FISCO, EDILIZIA E INDUSTRIA PER RIPARTIRE

Credo che di questi tempi bisogna porsi una domanda: qualcuno si sta occupando della nostra industria?

Autorevoli governanti affermano che con i propositi di accorciare i tempi di andata in pensione, di elargire il reddito a chi non ce l’ha, di assunzioni nella Pubblica Amministrazione ed altre provvidenze di redistribuzione, si potranno garantire spinte per l’economia, facendo leva sui consumi. Queste tesi, come dovrebbe sapere il ministro Tria, possono avere certamente quest’effetto, ma alla sola condizione, (soprattutto per chi ha un debito pubblico altissimo) di avere sotto controllo ed in efficienza, ogni caposaldo che ci porta crescita del reddito nazionale, per quello che riusciamo a vendere nel mercato interno e nei mercati internazionali. I consumi interni, come si sa, vanno male a causa delle tasse eccessive che pesano sui salari e sulle pensioni. Nonostante fino a qualche mese sembrasse che fosse la volta buona con la flat tax, poi, bruscamente, ci è stato annunciato che se ne dovrà parlare non si sa quando. Penso che sarebbe stata l’unica iniziativa utile che avrebbe gratificato l’attuale maggioranza di governo in cerca spasmodica di consensi, e aiutato considerevolmente famiglie ed imprese.

L’industria delle costruzioni, in tutte le economie, viene utilizzata come volano per sostenere il PIL , attraverso la costruzione delle abitazioni, opere pubbliche e manutenzioni. Ma questo comparto così essenziale, ha subito colpi sempre più dolorosi: abitazioni oberati di crescenti tasse, opere pubbliche e manutenzioni, non sostenute da denari pubblici, per la crescente opposizione anti cemento. Per avere idea della decisivita’ dell’uso anticiclico dell’edilizia nella economia, basti elencare i tanti settori industriali che vengono coinvolti nelle opere: il ferro, l’acciaio, il legno, i laterizi e ceramiche, materiali elettrici e idraulici, cemento, plastiche e vetro, ed ancora tanti altri. Mi ha sempre molto colpito il detto molto comune in Francia, usato per significare la strategicita’ del settore, che poggia sull’insieme delle produzioni prima elencate; dice: “quand le batiment va, tout va”, quando l’edilizia va tutto va. Si spera ora che almeno sulla scia del clamore drammatico del ponte di Genova e dei crolli di altre strutture, palazzi, e di strade nazionali, provinciali e comunali (gran parte non mantenute da tempo), si apra una stagione straordinaria manutenzione.

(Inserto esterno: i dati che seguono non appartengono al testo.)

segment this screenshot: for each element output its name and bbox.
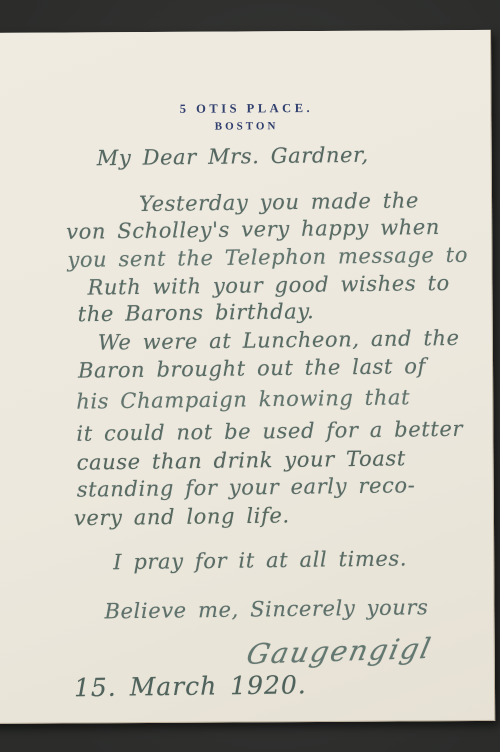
salutation-line: My Dear Mrs. Gardner, [97, 143, 369, 172]
handwriting-line: I pray for it at all times. [113, 546, 407, 575]
handwriting-line: it could not be used for a better [76, 417, 463, 447]
handwriting-line: his Champaign knowing that [76, 385, 410, 414]
handwriting-line: very and long life. [74, 503, 290, 531]
printed-letterhead: 5 OTIS PLACE. BOSTON [0, 100, 491, 134]
handwriting-line: cause than drink your Toast [76, 446, 406, 475]
handwriting-line: Yesterday you made the [139, 188, 419, 217]
letterhead-address: 5 OTIS PLACE. [2, 100, 490, 118]
handwriting-line: standing for your early reco- [77, 473, 416, 502]
photographed-letter-page: { "background_color": "#313230", "paper_… [0, 0, 500, 752]
signature: Gaugengigl [245, 636, 435, 667]
handwriting-line: von Scholley's very happy when [66, 215, 440, 245]
handwriting-line: the Barons birthday. [78, 299, 315, 327]
letterhead-city: BOSTON [3, 119, 491, 134]
letter-paper: 5 OTIS PLACE. BOSTON My Dear Mrs. Gardne… [0, 30, 495, 724]
handwriting-line: you sent the Telephon message to [67, 243, 468, 273]
date-line: 15. March 1920. [74, 672, 307, 700]
handwriting-line: Ruth with your good wishes to [87, 271, 450, 301]
handwriting-line: We were at Luncheon, and the [98, 326, 460, 356]
closing-line: Believe me, Sincerely yours [104, 595, 428, 624]
handwriting-line: Baron brought out the last of [78, 354, 426, 384]
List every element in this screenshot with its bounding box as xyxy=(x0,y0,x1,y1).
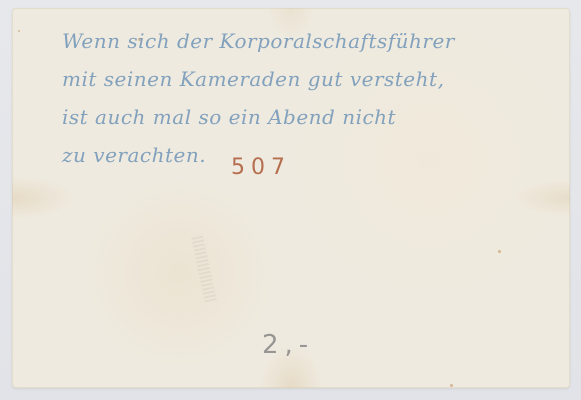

Poi l’industria manifatturiera che nel periodo 2015-2017 aveva dato segni importanti di ripresa, nell’ultimo anno ha subito cedimenti. Ad esempio nel 2017, il valore aggiunto conquistato dagli italiani nelle manifatture (+3,8), è stato superiore a quelli rispettivi di Germania (+2,7), del Regno Unito (+2,3), della Francia (+1,7). Tuttavia dalla fine dello scorso anno, venendo meno il vantaggioso costo del petrolio e una congiuntura favorevole dei mercati internazionali che hanno favorito i prodotti Made in Italy, si sta registrando un calo del valore aggiunto, che coinvolge in qualche modo anche i nostri concorrenti europei. Ora, datosi che dalle manifatture traiamo buona parte del Pil, ci si aspetterebbe che il Governo investisse in modo importante per l’industria, giacché risulta ignorata.

Non abbiamo scelta, dobbiamo trarre maggiore vantaggio da questo caposaldo economico, ed arrivare in tale modo ad un equilibrio più sostenibile tra ciò che guadagniamo è quello che spendiamo. Speriamo che in questi tempi contraddittori per la nostra Nazione, si possa fare tesoro del concetto che espresse Cicerone nel 55 A.C. Così ammoniva i Romani; evidentemente erano soggetti alle stesse preoccupazioni odierne, indicando i comportamenti più appropriati per ottenere la buona economia: “la finanza pubblica deve essere sana; il bilancio in pareggio; il debito pubblico ridotto; la popolazione deve imparare a lavorare invece di vivere di sussidi pubblici”.